Specifically, don’t make excuses for any questionable behavior (“I must have approached her too quickly—that’s why she spooked,” or “He was probably cranky because it was feeding time”). Be doubly cautious if the seller tries to offer such explanations, or the old standard, “He’s never done that before.”
Bottom line: any traits you notice when you first see the horse when your mind’s a clean slate accurately represent who the horse “is.” Those traits aren’t going to change, and they’ll be a common thread throughout all the horse’s behavior. Be cautious.
- Buy the individual, not the “brand.” It’s true that certain traits seem to carry through in bloodlines, so a horse with a lot of successful reiners in his pedigree may have a higher likelihood of success than a “nobody.” Still, my advice is to shop for popular breeding, but buy the balanced, good-minded individual. Your advisor will be able to guide you in this area.
- Get a prepurchase exam. When you’ve found a horse you think will work for you, a prepurchase exam or “vet check” is a must to be sure the horse has no health problems or conformational flaws.
For example, flexion tests (where the veterinarian holds the leg in a flexed position for a set amount of time before having the horse trot off) can reveal a lot of potential joint problems.
If the horse isn’t too pricey, and if his flexion tests are negative, you might forego having his legs X-rayed; make a decision on this after discussing it with your trainer or advisor and the vet. Radiographs can be useful, however, in revealing joint and bone problems that may worsen.

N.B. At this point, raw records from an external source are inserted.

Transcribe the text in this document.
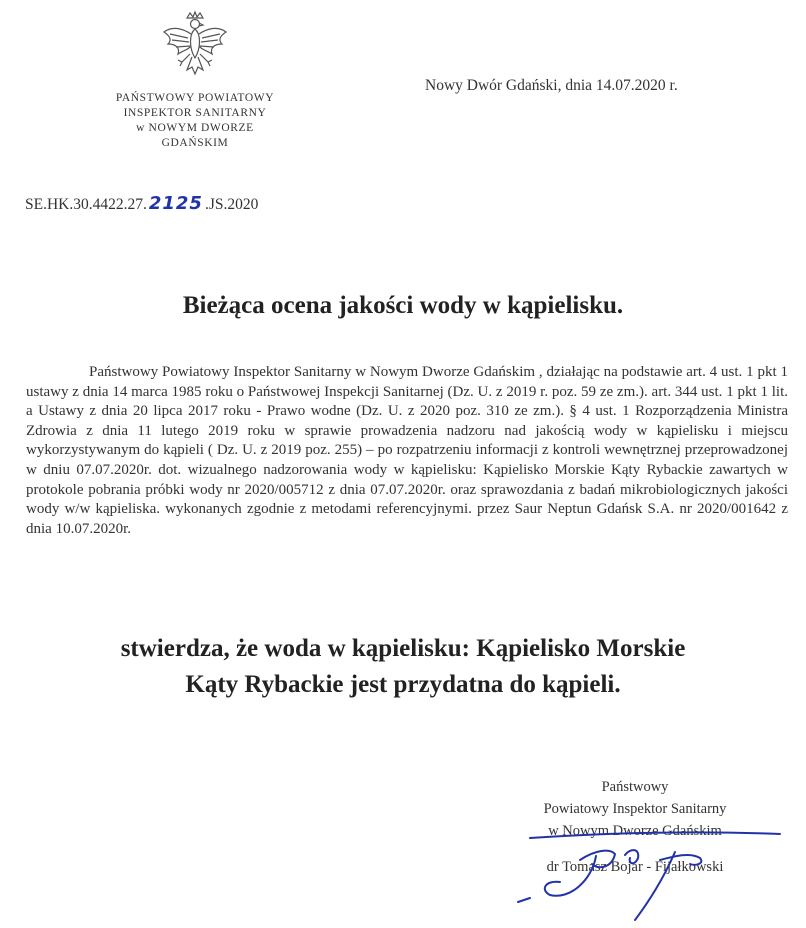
PAŃSTWOWY POWIATOWY
INSPEKTOR SANITARNY
w NOWYM DWORZE
GDAŃSKIM
Nowy Dwór Gdański, dnia 14.07.2020 r.
SE.HK.30.4422.27. 2125 .JS.2020
Bieżąca ocena jakości wody w kąpielisku.

Państwowy Powiatowy Inspektor Sanitarny w Nowym Dworze Gdańskim , działając na podstawie art. 4 ust. 1 pkt 1 ustawy z dnia 14 marca 1985 roku o Państwowej Inspekcji Sanitarnej (Dz. U. z 2019 r. poz. 59 ze zm.). art. 344 ust. 1 pkt 1 lit. a Ustawy z dnia 20 lipca 2017 roku - Prawo wodne (Dz. U. z 2020 poz. 310 ze zm.). § 4 ust. 1 Rozporządzenia Ministra Zdrowia z dnia 11 lutego 2019 roku w sprawie prowadzenia nadzoru nad jakością wody w kąpielisku i miejscu wykorzystywanym do kąpieli ( Dz. U. z 2019 poz. 255) – po rozpatrzeniu informacji z kontroli wewnętrznej przeprowadzonej w dniu 07.07.2020r. dot. wizualnego nadzorowania wody w kąpielisku: Kąpielisko Morskie Kąty Rybackie zawartych w protokole pobrania próbki wody nr 2020/005712 z dnia 07.07.2020r. oraz sprawozdania z badań mikrobiologicznych jakości wody w/w kąpieliska. wykonanych zgodnie z metodami referencyjnymi. przez Saur Neptun Gdańsk S.A. nr 2020/001642 z dnia 10.07.2020r.

stwierdza, że woda w kąpielisku: Kąpielisko Morskie
Kąty Rybackie jest przydatna do kąpieli.
Państwowy
Powiatowy Inspektor Sanitarny
w Nowym Dworze Gdańskim
dr Tomasz Bojar - Fijałkowski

If you decide you can only afford one set of radiographs, make them of the horse’s stifles. OCD (osteochondritis dissecans), a condition that results from a loss of blood supply to an area of bone beneath the surface of a joint, is increasingly seen in our performance horse bloodlines, and when in the stifles it is a career stopper. So although bone spurs on hocks and even some changes to the navicular bone in the foot can be managed with the right kind of ongoing care, stifle problems are a deal-breaker.
I prefer to X-ray the hocks and feet as well. Not only does it help reveal potential problems, having the radiograph on hand may also be an advantage when you go to sell the horse. Let’s say that, after conferring with your advisor and the vet who performs the prepurchase exam, you decide to buy a horse with a manageable problem that showed up on an radiograph, such as some small lesions on the navicular bone. When you later go to sell that horse, if you can show the problem hasn’t gotten significantly worse (by comparing the radiographs the buyer gets to the ones you had done when you bought the horse), the sale will probably go through.